Hi, I’d like to know some GPU global memory features.
Say I have 2 GPUs, GPU 0 and GPU 1.
On GPU 1, I create the IPC
handle to a buffer:
size_t data_size = 1; // in this case, just an integer
cudaIpcMemHandle_t ipc_handle;
int* buffer;
CUDACHECK(cudaMalloc(&buffer, data_size * sizeof(int)));
CUDACHECK(cudaMemset(buffer, 0, data_size * sizeof(int)));
CUDACHECK(cudaIpcGetMemHandle(&ipc_handle, buffer));
I also send ipc_handle
to GPU 0 so that both GPU 0 and GPU 1 can access buffer
on GPU 1.
At some point, GPU 0 tries to read buffer
and check if it is 0. If it is 0, GPU 0 will increment it by 1 and write it back to buffer
. The problem is, if GPU 0 is modifying buffer
, how to tell GPU 1 so that it can block from accessing buffer
? In my case, both GPUs will use one thread in each block to access the buffer
and do some checks and incrementation, and there might be many blocks.
I am wondering if there are any functions provided in CUDA to achieve this kind of operation.
Thanks !!
The IPC mechanism has the ability to publish events also. You can use events to provide suitable barriers to make the “communication” work.
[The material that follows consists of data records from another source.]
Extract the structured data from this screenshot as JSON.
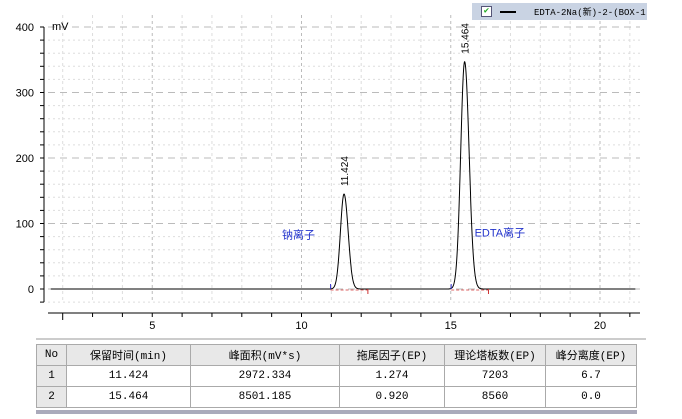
{
  "legend": {
    "checked": true,
    "label": "EDTA-2Na(新)-2-(BOX-1"
  },
  "chart_data": {
    "type": "line",
    "xlabel": "",
    "ylabel": "mV",
    "xlim": [
      1.5,
      21.2
    ],
    "ylim": [
      -15,
      420
    ],
    "xticks": [
      5,
      10,
      15,
      20
    ],
    "yticks": [
      0,
      100,
      200,
      300,
      400
    ],
    "grid": true,
    "peaks": [
      {
        "rt": 11.424,
        "height": 145,
        "label": "11.424",
        "name": "钠离子",
        "width": 0.12
      },
      {
        "rt": 15.464,
        "height": 347,
        "label": "15.464",
        "name": "EDTA离子",
        "width": 0.13
      }
    ],
    "baseline": 0
  },
  "table": {
    "headers": [
      "No",
      "保留时间(min)",
      "峰面积(mV*s)",
      "拖尾因子(EP)",
      "理论塔板数(EP)",
      "峰分离度(EP)"
    ],
    "rows": [
      [
        "1",
        "11.424",
        "2972.334",
        "1.274",
        "7203",
        "6.7"
      ],
      [
        "2",
        "15.464",
        "8501.185",
        "0.920",
        "8560",
        "0.0"
      ]
    ]
  }
}
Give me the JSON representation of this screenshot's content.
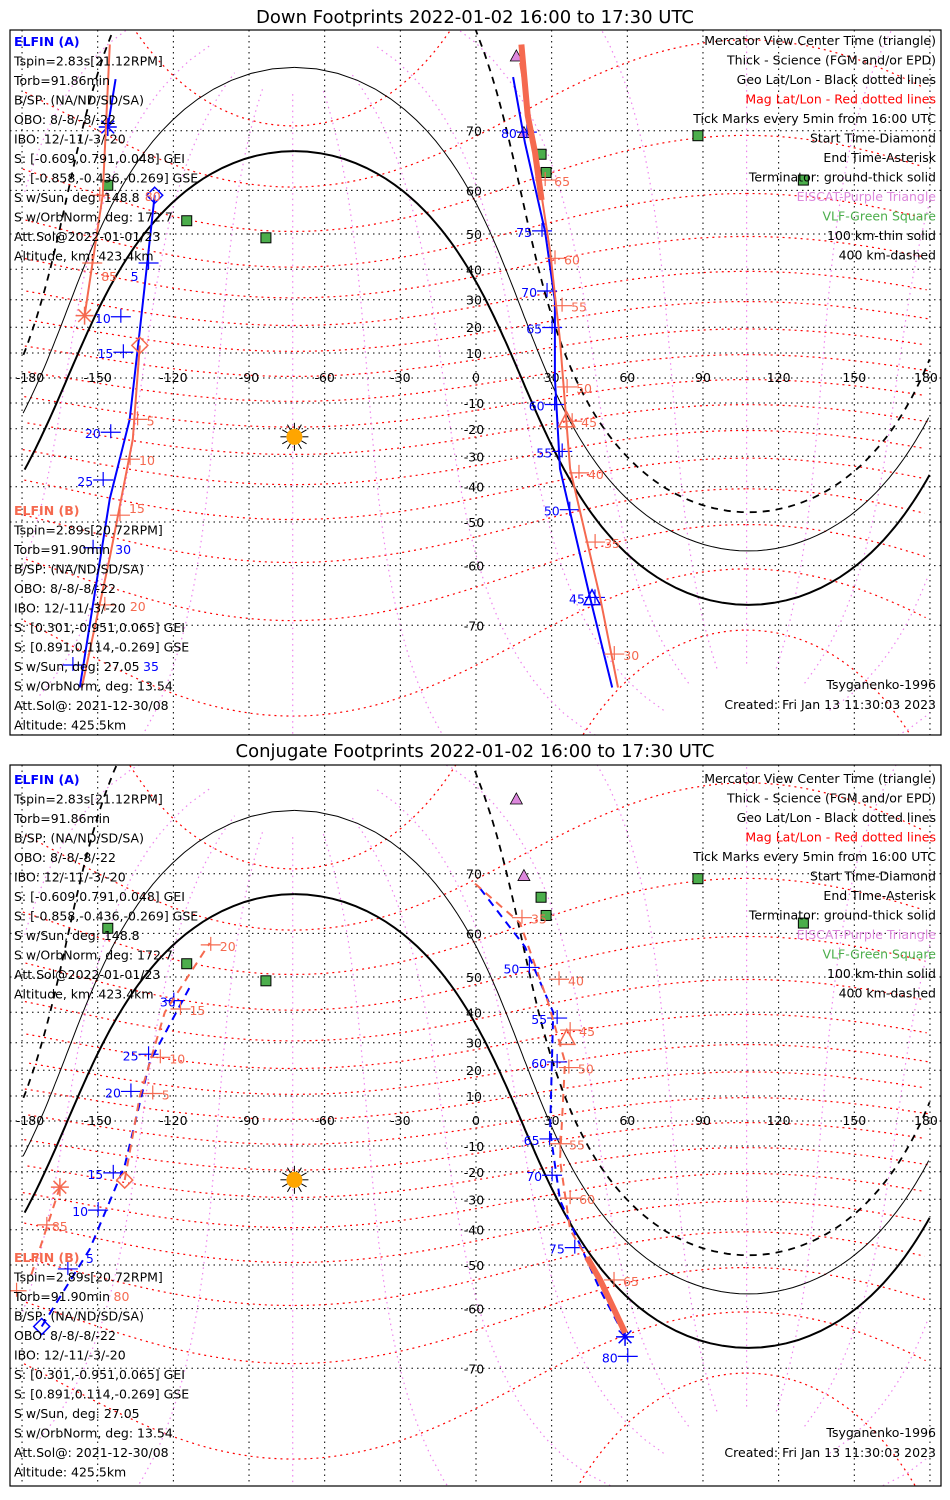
{
  "colors": {
    "elfin_a": "#0000ff",
    "elfin_b": "#f5694f",
    "geo_grid": "#000000",
    "mag_lat": "#ff0000",
    "mag_lon": "#ee82ee",
    "vlf": "#4cae4c",
    "eiscat": "#dd88dd",
    "sun": "#ffa500"
  },
  "elfin_a": {
    "name": "ELFIN (A)",
    "lines": [
      "Tspin=2.83s[21.12RPM]",
      "Torb=91.86min",
      "B/SP: (NA/ND/SD/SA)",
      "OBO: 8/-8/-8/-22",
      "IBO: 12/-11/-3/-20",
      "S: [-0.609,0.791,0.048] GEI",
      "S: [-0.858,-0.436,-0.269] GSE",
      "S w/Sun, deg: 148.8",
      "S w/OrbNorm, deg: 172.7",
      "Att.Sol@2022-01-01/23",
      "Altitude, km: 423.4km"
    ]
  },
  "elfin_b": {
    "name": "ELFIN (B)",
    "lines": [
      "Tspin=2.89s[20.72RPM]",
      "Torb=91.90min",
      "B/SP: (NA/ND/SD/SA)",
      "OBO: 8/-8/-8/-22",
      "IBO: 12/-11/-3/-20",
      "S: [0.301,-0.951,0.065] GEI",
      "S: [0.891,0.114,-0.269] GSE",
      "S w/Sun, deg: 27.05",
      "S w/OrbNorm, deg: 13.54",
      "Att.Sol@: 2021-12-30/08",
      "Altitude: 425.5km"
    ]
  },
  "legend": [
    {
      "text": "Mercator View Center Time (triangle)",
      "color": "#000000"
    },
    {
      "text": "Thick - Science (FGM and/or EPD)",
      "color": "#000000"
    },
    {
      "text": "Geo Lat/Lon - Black dotted lines",
      "color": "#000000"
    },
    {
      "text": "Mag Lat/Lon - Red dotted lines",
      "color": "#ff0000"
    },
    {
      "text": "Tick Marks every 5min from 16:00 UTC",
      "color": "#000000"
    },
    {
      "text": "Start Time-Diamond",
      "color": "#000000"
    },
    {
      "text": "End Time-Asterisk",
      "color": "#000000"
    },
    {
      "text": "Terminator: ground-thick solid",
      "color": "#000000"
    },
    {
      "text": "EISCAT-Purple Triangle",
      "color": "#dd88dd"
    },
    {
      "text": "VLF-Green Square",
      "color": "#4cae4c"
    },
    {
      "text": "100 km-thin solid",
      "color": "#000000"
    },
    {
      "text": "400 km-dashed",
      "color": "#000000"
    }
  ],
  "model": "Tsyganenko-1996",
  "created": "Created: Fri Jan 13 11:30:03 2023",
  "lon_labels": [
    "-180",
    "-150",
    "-120",
    "-90",
    "-60",
    "-30",
    "0",
    "30",
    "60",
    "90",
    "120",
    "150",
    "180"
  ],
  "lat_labels": [
    "70",
    "60",
    "50",
    "40",
    "30",
    "20",
    "10",
    "0",
    "-10",
    "-20",
    "-30",
    "-40",
    "-50",
    "-60",
    "-70"
  ],
  "subsolar": [
    -72,
    -23
  ],
  "terminator_altitudes_km": [
    0,
    100,
    400
  ],
  "sites": {
    "eiscat": [
      [
        16,
        78
      ],
      [
        19,
        69.6
      ]
    ],
    "vlf": [
      [
        -146,
        61
      ],
      [
        -114.7,
        53.3
      ],
      [
        -83.3,
        49
      ],
      [
        25.8,
        66.5
      ],
      [
        27.8,
        63.4
      ],
      [
        88,
        69.3
      ],
      [
        129.8,
        62
      ]
    ]
  },
  "panels": [
    {
      "title": "Down Footprints 2022-01-02 16:00 to 17:30 UTC",
      "tracks": [
        {
          "sat": "a",
          "style": "solid",
          "segments": [
            [
              [
                -142.9,
                76
              ],
              [
                -146,
                70.5
              ]
            ],
            [
              [
                -127.4,
                59
              ],
              [
                -133.3,
                18.8
              ],
              [
                -137.3,
                -16.4
              ],
              [
                -145.2,
                -43.6
              ],
              [
                -157.1,
                -77
              ]
            ],
            [
              [
                14.7,
                76.2
              ],
              [
                19.4,
                68.3
              ],
              [
                27.4,
                50.6
              ],
              [
                31.3,
                29.6
              ],
              [
                31.3,
                0
              ],
              [
                33.3,
                -34.3
              ],
              [
                45.2,
                -65.8
              ],
              [
                54,
                -77
              ]
            ]
          ],
          "thick": [],
          "labels": [
            {
              "text": "5",
              "pos": [
                -133,
                41.9
              ]
            },
            {
              "text": "10",
              "pos": [
                -144,
                23.9
              ]
            },
            {
              "text": "15",
              "pos": [
                -143,
                10.3
              ]
            },
            {
              "text": "20",
              "pos": [
                -148,
                -21.3
              ]
            },
            {
              "text": "25",
              "pos": [
                -151,
                -37.9
              ]
            },
            {
              "text": "30",
              "pos": [
                -155,
                -56.2
              ]
            },
            {
              "text": "35",
              "pos": [
                -163,
                -74.8
              ]
            },
            {
              "text": "45",
              "pos": [
                44,
                -65.8
              ]
            },
            {
              "text": "50",
              "pos": [
                34,
                -46.7
              ]
            },
            {
              "text": "55",
              "pos": [
                31,
                -28.3
              ]
            },
            {
              "text": "60",
              "pos": [
                28,
                -10.6
              ]
            },
            {
              "text": "65",
              "pos": [
                27,
                19.9
              ]
            },
            {
              "text": "70",
              "pos": [
                25,
                33
              ]
            },
            {
              "text": "75",
              "pos": [
                23,
                50.8
              ]
            },
            {
              "text": "80",
              "pos": [
                17,
                69.8
              ]
            }
          ],
          "start": [
            -127.4,
            59
          ],
          "end": [
            -146,
            70.5
          ],
          "center": [
            46,
            -66
          ]
        },
        {
          "sat": "b",
          "style": "solid",
          "segments": [
            [
              [
                -145.2,
                79
              ],
              [
                -148,
                59
              ],
              [
                -155.2,
                24.3
              ]
            ],
            [
              [
                -133.3,
                13
              ],
              [
                -136.1,
                -23.9
              ],
              [
                -145.2,
                -58.3
              ],
              [
                -156.3,
                -77
              ]
            ],
            [
              [
                17.5,
                77.5
              ],
              [
                23.4,
                66.8
              ],
              [
                29.4,
                45.3
              ],
              [
                33.3,
                15
              ],
              [
                37.3,
                -34.3
              ],
              [
                49.2,
                -65.8
              ],
              [
                56.3,
                -77
              ]
            ]
          ],
          "thick": [
            [
              [
                18,
                79
              ],
              [
                20.5,
                72
              ],
              [
                23.4,
                66.8
              ],
              [
                26,
                58
              ]
            ]
          ],
          "labels": [
            {
              "text": "80",
              "pos": [
                -146,
                59
              ]
            },
            {
              "text": "85",
              "pos": [
                -149,
                41.9
              ]
            },
            {
              "text": "5",
              "pos": [
                -131,
                -16.4
              ]
            },
            {
              "text": "10",
              "pos": [
                -134,
                -31
              ]
            },
            {
              "text": "15",
              "pos": [
                -138,
                -48.2
              ]
            },
            {
              "text": "20",
              "pos": [
                -144,
                -67
              ]
            },
            {
              "text": "30",
              "pos": [
                58,
                -73.6
              ]
            },
            {
              "text": "35",
              "pos": [
                50.4,
                -54.9
              ]
            },
            {
              "text": "40",
              "pos": [
                44,
                -35.6
              ]
            },
            {
              "text": "45",
              "pos": [
                41.3,
                -17.1
              ]
            },
            {
              "text": "50",
              "pos": [
                39.3,
                -3.6
              ]
            },
            {
              "text": "55",
              "pos": [
                37.3,
                27.9
              ]
            },
            {
              "text": "60",
              "pos": [
                34.5,
                43.3
              ]
            },
            {
              "text": "65",
              "pos": [
                30.6,
                62
              ]
            }
          ],
          "start": [
            -133.3,
            13
          ],
          "end": [
            -155.2,
            24.3
          ],
          "center": [
            36,
            -17
          ]
        }
      ]
    },
    {
      "title": "Conjugate Footprints 2022-01-02 16:00 to 17:30 UTC",
      "tracks": [
        {
          "sat": "a",
          "style": "dashed",
          "segments": [
            [
              [
                -172.2,
                -63.4
              ],
              [
                -153.2,
                -45.8
              ],
              [
                -139.3,
                -17.7
              ],
              [
                -129.4,
                23.1
              ],
              [
                -113.5,
                47.3
              ]
            ],
            [
              [
                1.6,
                67.9
              ],
              [
                19.4,
                57.2
              ],
              [
                30.6,
                40
              ],
              [
                29.4,
                -4
              ],
              [
                33.3,
                -30.3
              ],
              [
                49.2,
                -56
              ],
              [
                59.1,
                -65.2
              ]
            ]
          ],
          "thick": [],
          "labels": [
            {
              "text": "5",
              "pos": [
                -165,
                -51
              ]
            },
            {
              "text": "10",
              "pos": [
                -153,
                -33.7
              ]
            },
            {
              "text": "15",
              "pos": [
                -147,
                -20.4
              ]
            },
            {
              "text": "20",
              "pos": [
                -140,
                11.8
              ]
            },
            {
              "text": "25",
              "pos": [
                -133,
                25.9
              ]
            },
            {
              "text": "30",
              "pos": [
                -123,
                43.5
              ]
            },
            {
              "text": "50",
              "pos": [
                18,
                52.4
              ]
            },
            {
              "text": "55",
              "pos": [
                29,
                38.2
              ]
            },
            {
              "text": "60",
              "pos": [
                29,
                23.1
              ]
            },
            {
              "text": "65",
              "pos": [
                26,
                -7.2
              ]
            },
            {
              "text": "70",
              "pos": [
                27,
                -21.3
              ]
            },
            {
              "text": "75",
              "pos": [
                36,
                -45.3
              ]
            },
            {
              "text": "80",
              "pos": [
                57,
                -68.3
              ]
            }
          ],
          "start": [
            -172.2,
            -63.4
          ],
          "end": [
            59.1,
            -65.2
          ],
          "center": null
        },
        {
          "sat": "b",
          "style": "dashed",
          "segments": [
            [
              [
                -165,
                -25.7
              ],
              [
                -177,
                -53.7
              ]
            ],
            [
              [
                -139.3,
                -23.1
              ],
              [
                -133.3,
                9.9
              ],
              [
                -123.4,
                40
              ],
              [
                -105.6,
                58
              ]
            ],
            [
              [
                -0.4,
                68.6
              ],
              [
                17.5,
                62
              ],
              [
                28.6,
                43
              ],
              [
                35.3,
                23.1
              ],
              [
                33.3,
                -15.5
              ],
              [
                37.3,
                -40
              ],
              [
                49.2,
                -53.7
              ],
              [
                59.1,
                -64.5
              ]
            ]
          ],
          "thick": [
            [
              [
                44,
                -48
              ],
              [
                49.2,
                -53.7
              ],
              [
                59.1,
                -64.5
              ]
            ]
          ],
          "labels": [
            {
              "text": "85",
              "pos": [
                -167,
                -38.5
              ]
            },
            {
              "text": "80",
              "pos": [
                -179,
                -56.2
              ]
            },
            {
              "text": "5",
              "pos": [
                -125,
                11
              ]
            },
            {
              "text": "10",
              "pos": [
                -122,
                24.8
              ]
            },
            {
              "text": "15",
              "pos": [
                -114,
                41
              ]
            },
            {
              "text": "20",
              "pos": [
                -102,
                57.6
              ]
            },
            {
              "text": "35",
              "pos": [
                21.4,
                63
              ]
            },
            {
              "text": "40",
              "pos": [
                36.1,
                49.4
              ]
            },
            {
              "text": "45",
              "pos": [
                40.5,
                34.3
              ]
            },
            {
              "text": "50",
              "pos": [
                40,
                21
              ]
            },
            {
              "text": "55",
              "pos": [
                36.5,
                -9.1
              ]
            },
            {
              "text": "60",
              "pos": [
                40.5,
                -29.6
              ]
            },
            {
              "text": "65",
              "pos": [
                57.9,
                -53.7
              ]
            }
          ],
          "start": [
            -139.3,
            -23.1
          ],
          "end": [
            -165,
            -25.7
          ],
          "center": [
            36,
            31.5
          ]
        }
      ]
    }
  ]
}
Hi @Robert_Crovella , could you provide some naive examples of this? I am not quite clear on how to use events in a kernel function. Or can you point me to some related documents?
you don’t use events in a kernel function.
the cuda simpleIPC sample code shows basic syntax for acquiring an event handle from one process to another.
The basic idea is that you can use events as a marker in stream processing. In process A, you would launch a kernel followed by an event into a particular stream. The kernel would update the value in the IPC-shared memory. In process B, you wait on the event (e.g. cudaStreamWaitEvent()). You would then launch a kernel in process B, and at that point you could expect that process B would see the updates in the IPC-shared memory that were made by the kernel in process A.
General information about streams and events is covered in the asynchronous concurrent execution section of the CUDA programming guide.
IPC is also briefly covered in the cuda programming guide
One of the challenges with waiting on an event is that there is a requirement that an event be recorded/issued before the corresponding call to cudaStreamWaitEvent()
is issued. This generally requires some additional synchronization, which could be handled in this case using purely host-based IPC, and is not CUDA specific.